1. Include research review in your professional reading.

Most teachers are avid readers who read for both pleasure and learning. Every teacher I know has a stack of to-be-read professional books on their nightstand. Those books are incredibly valuable and I am a big believer in reading as a professional learning activity – my nightstand has nine books stacked up as I write this. One great way to build a research habit is to incorporate research into your professional reading. Start by looking at books that review existing research – like John Hattie’s Visible Learning – and then drill down into research articles.

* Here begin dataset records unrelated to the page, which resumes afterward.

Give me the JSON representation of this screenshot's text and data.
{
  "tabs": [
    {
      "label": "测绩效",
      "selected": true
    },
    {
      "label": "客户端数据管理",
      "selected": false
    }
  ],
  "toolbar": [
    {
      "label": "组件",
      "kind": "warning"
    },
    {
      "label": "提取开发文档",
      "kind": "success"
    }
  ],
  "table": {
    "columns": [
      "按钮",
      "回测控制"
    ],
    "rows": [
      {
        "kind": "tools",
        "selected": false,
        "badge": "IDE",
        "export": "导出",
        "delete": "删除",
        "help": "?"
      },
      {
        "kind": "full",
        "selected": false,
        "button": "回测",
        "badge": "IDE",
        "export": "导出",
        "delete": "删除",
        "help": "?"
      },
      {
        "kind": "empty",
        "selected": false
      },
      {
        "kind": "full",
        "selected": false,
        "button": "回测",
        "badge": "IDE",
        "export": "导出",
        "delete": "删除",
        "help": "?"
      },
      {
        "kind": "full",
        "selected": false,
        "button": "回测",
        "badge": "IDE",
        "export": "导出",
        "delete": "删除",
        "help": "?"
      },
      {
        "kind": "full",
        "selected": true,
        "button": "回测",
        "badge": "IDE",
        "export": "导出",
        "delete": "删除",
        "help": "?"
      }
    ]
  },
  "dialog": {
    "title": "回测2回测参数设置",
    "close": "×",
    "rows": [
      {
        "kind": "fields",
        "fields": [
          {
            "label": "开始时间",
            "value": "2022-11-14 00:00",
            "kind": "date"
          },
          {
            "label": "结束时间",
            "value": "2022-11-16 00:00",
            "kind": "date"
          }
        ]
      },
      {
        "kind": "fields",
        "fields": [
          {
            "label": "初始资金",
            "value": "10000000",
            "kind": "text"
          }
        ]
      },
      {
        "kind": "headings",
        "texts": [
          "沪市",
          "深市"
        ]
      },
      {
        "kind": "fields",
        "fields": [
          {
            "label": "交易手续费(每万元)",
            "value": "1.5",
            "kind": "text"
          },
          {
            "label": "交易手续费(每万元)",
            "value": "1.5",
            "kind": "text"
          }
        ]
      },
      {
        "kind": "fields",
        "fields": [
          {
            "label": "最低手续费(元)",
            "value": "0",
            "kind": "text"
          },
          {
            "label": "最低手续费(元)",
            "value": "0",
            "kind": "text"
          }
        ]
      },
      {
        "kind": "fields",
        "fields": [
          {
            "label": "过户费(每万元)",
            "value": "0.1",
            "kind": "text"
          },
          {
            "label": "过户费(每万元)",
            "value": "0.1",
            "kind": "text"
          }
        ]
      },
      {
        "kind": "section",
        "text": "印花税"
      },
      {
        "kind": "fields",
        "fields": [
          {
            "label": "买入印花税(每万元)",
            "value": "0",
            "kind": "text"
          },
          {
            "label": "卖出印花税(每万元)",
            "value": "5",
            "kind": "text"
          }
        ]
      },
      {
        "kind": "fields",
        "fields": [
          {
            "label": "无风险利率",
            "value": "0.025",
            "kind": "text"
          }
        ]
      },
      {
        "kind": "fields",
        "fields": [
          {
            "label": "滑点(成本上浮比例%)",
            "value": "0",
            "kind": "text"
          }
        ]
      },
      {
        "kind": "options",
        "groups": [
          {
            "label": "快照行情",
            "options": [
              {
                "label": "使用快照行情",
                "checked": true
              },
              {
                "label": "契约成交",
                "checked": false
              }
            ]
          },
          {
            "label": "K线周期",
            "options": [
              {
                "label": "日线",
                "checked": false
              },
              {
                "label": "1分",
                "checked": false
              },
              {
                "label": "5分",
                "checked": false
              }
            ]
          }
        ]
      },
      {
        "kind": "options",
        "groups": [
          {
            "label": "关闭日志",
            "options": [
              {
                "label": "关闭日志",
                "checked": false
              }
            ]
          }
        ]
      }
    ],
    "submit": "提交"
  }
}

Adding research articles into your professional reading is really easy. One way to do so is to subscribe to open access journals in education. They will send you an email any time new articles are available. Download them and add them to you reading pile. Another great method is to use the ERIC database to access articles on a current theme or problem of practice. I hold myself accountable to this by tweeting out a daily research article that is relevant to projects I am working on. I use the hashtags #eduevidence and #whatimreading to help my followers hold me accountable.

2. Participate in action research.

Action research is a practitioner research method that is focused on testing solutions to the problems you face in your classroom. Most teachers do action research every day without thinking about it. When they have a sticky problem, they test various solutions to see what works. Take your informal tests to the next level by intentionally creating a data collection method and trying out different solutions with different groups.

Action research is great fun, especially when you do it with your team. Consider attacking a system wide problem with your team. Use the research literature to carefully design a solution and test it out. If you find something that works but needs refinement, you can apply continuous improvement tools to the mix, like the Plan-Do-Study-Act protocol. This can lead to lasting change in your school and classroom.

3. Be curious.

Curiosity is at the heart of research use. Next time you find yourself asking “Why does that kid do that?” turn to the research literature. I am always fascinated by the behavior of our students – looking back I probably should have studied child psychology. The truth is, unique behaviors aren’t really all that unique when you consider that there are more than 50 million public school students in the United States. The research literature can help you understand why kids behave the way they do and can expose you to new solutions that you had not yet considered.

4. Become an advocate.

Teachers are vocal advocates for their students. Stepping out of your classroom and becoming a vocal advocate for the profession can help you build a research use habit as well. Good policy advocacy requires a mix of storytelling and data. Do you have strong feelings about an education policy issue? Check out the research literature on that issue before you head over to the state capital. By grounding yourself in a theoretical framework, you can give your stories more life and appeal to both qualitative and quantitative thinkers.